Edges blunt by rolling , wear, fracture, indentation and corrosion. Rope is mainly rolling and then wear, with light indentation (its not real indentation the edge just rolls until it is at 90 degrees). All materials which have similar behaviour can then be expected to behave in the same manner. You could include corrosion resistance by cutting wet rope. Some materials are very different yes. For example used carpet is heavy on indentation and wear resistance with rolling as well. However wood induces little wear but a lot of rolling and heavy impacts so fracture is a real possibility. It is easy to see that two blades could have different relative edge holding ability's on carpet vs chopping wood (M2 at ~66 RC vs 52100 at 60 RC for example).
Which edge holding are you talking about, slicing or push cutting?
You can look at both on rope, since they are dependent on similar characteristics you can extrapolate one from the other. I use slicing mainly because push cutting takes longer to do. There are some complications as I mentioned in the other thread (listed below), but these are not first order effects.
Is slicing edge-holding correlated to push-cutting edge-holding?
Yes since it is dependent on the same characteristics. Again there are some complications as with everything, a the recent thread which deals with one such example :
http://www.bladeforums.com/forums/showthread.php?s=&threadid=214104
How do you ensure the sharpness state is the same at start?
You measure it.
You could say that you could design tests for all or most parameters. I'll reply that you'll never know all parameters ...
It is a wedge, it isn't that complicated a tool.

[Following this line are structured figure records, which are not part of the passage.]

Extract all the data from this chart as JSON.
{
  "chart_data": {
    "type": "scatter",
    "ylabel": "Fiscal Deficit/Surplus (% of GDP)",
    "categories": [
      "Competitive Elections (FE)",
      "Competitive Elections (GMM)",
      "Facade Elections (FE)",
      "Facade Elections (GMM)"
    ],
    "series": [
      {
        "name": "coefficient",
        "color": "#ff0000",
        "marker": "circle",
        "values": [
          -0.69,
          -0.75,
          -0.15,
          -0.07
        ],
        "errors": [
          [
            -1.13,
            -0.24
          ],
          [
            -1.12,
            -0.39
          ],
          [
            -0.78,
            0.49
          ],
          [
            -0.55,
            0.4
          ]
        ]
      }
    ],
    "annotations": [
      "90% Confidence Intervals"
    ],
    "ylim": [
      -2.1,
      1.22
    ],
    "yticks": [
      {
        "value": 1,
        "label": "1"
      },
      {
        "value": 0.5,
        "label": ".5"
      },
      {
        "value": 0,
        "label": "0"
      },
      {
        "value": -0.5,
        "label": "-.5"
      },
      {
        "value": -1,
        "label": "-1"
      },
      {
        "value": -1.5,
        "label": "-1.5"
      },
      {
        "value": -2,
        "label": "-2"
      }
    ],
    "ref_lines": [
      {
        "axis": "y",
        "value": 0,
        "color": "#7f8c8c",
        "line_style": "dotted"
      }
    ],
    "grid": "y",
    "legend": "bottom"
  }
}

... and that if you take the most importants and rate them, you still do not know if a knife that scores great for all tests is a good knife. In this the human factor IS the key, and surely like our tastes are different, appreciations changes from human to human.
Yes there will be varied opinions as different people put different weights on different aspects, which is why you don't just list the conclusion but what it was based on, what were the criteria used and how did the blade perform at those tasks. It would of course be optimal if the reviewer actually avoided such conclusions, promotional or otherwise.
To clarify, there was no argument being made that all you do is a some rope cutting and then you have a 100% all inclusive view of knife performance. However from looking at how a knife cuts into a piece of rope (when you have done it with many other knives and a lot of other cutting on other materials to correlate the performance), you can form an informative opinion on how it will cut in general.
Baliswinger :
No amount of review reading can compare to how you feel about it.
No of course, reading what someone else has written should never replace personal experience, it should just be complementary.